Abstract
Objective:
Prevalence of osteoarthritis (OA) is increasing alarmingly worldwide. Slowing down the progression of OA and diverse locomotive organ disorders is gaining interest in improving the quality of life (QOL) and extending healthy life-span. In a pilot study, intake of a small amount of undenatured type II collagen exhibited suppression of damage to the articular cartilage via oral immune tolerance. It also demonstrated improvement of knee and joint flexibility and mobility with continued intake of undenatured type II collagen (NEXT-II®) derived from chicken sternum cartilage. This randomized, double-blind, placebo-controlled, parallel-group clinical investigation (RCT) evaluated the efficacy and safety of 12 weeks of regular intake of NEXT-II® on joint and motor function in healthy Japanese male and female participants (aged 20 to <75 years).
Method:
Sixty-four participants were randomized to receive either NEXT-II® (undenatured type II collagen 3.2 mg/d) or placebo over a period of 12 consecutive weeks.
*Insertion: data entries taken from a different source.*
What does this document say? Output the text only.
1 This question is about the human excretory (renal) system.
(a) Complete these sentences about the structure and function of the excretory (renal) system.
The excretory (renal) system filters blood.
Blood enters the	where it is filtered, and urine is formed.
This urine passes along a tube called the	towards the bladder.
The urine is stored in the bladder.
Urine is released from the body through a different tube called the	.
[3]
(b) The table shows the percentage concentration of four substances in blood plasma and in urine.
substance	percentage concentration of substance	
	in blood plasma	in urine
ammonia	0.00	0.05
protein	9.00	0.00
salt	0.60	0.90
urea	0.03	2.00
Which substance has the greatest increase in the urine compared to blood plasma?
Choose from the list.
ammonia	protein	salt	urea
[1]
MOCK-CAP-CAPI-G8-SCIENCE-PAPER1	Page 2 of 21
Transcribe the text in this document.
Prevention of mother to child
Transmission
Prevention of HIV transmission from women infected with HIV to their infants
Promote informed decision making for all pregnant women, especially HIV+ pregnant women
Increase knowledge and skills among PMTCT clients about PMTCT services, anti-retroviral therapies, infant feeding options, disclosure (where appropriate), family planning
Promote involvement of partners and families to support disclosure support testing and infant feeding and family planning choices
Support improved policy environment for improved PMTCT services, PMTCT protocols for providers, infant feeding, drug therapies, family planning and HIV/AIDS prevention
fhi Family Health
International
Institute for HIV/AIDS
Efficacy on joint and motor functions were evaluated measuring knee passive range of motion as the primary outcome; the Japan Knee Osteoarthritis Measure (JKOM), Visual Analog Scale (VAS) for knee discomfort, and motor functions (10-meter walking and stair-climbing test) as the secondary outcomes; and Japan Low back pain Evaluation Questionnaire (JLEQ) and VAS for lower back discomfort as the exploratory outcomes.
Results:
Fifty-eight participants (placebo = 28; NEXT-II® group = 30) completed the study. In the assessment of knee passive range of motion, significant improvements in “flexion” and “flexible angle (range)” were observed in the NEXT-II® group at 4, 8, and 12 weeks of treatment. NEXT-II® induced significant improvements in JKOM, VAS for knee and lower back discomfort, 10-meter walking test, stair-climbing test, and JLEQ.
Conclusions:
Results demonstrate that undenatured type II collagen is safe and efficacious in improving knee flexibility and mobility, reducing knee and lower back pain, and enhancing motor function.
Acknowledgments
We would like to thank everyone who cooperated with this study, the participants, Akanuma Surgery Clinic, Kyowa Trial Co., Ltd., and the staff of each medical institution. We thank DB and our group members at Ryusendo Co., Ltd. for their technical support and valuable discussions.
Disclosure statement
YS, MT, RT, and HM are employees of Ryusendo Co., Ltd., the study sponsor. DB and MB served as independent consultants. MA is the resident investigator. Ryusendo provided the research funds to Kyowa Trial Co., Ltd. MA received a research grant from Kyowa Trial and have no conflicts of interest to declare. YS, MT, RT, KM, HM, MB, and DB were not involved in the interpretation of results and did not influence the outcomes at any stage of the clinical trial. All authors have declared that they have no other conflict of interest.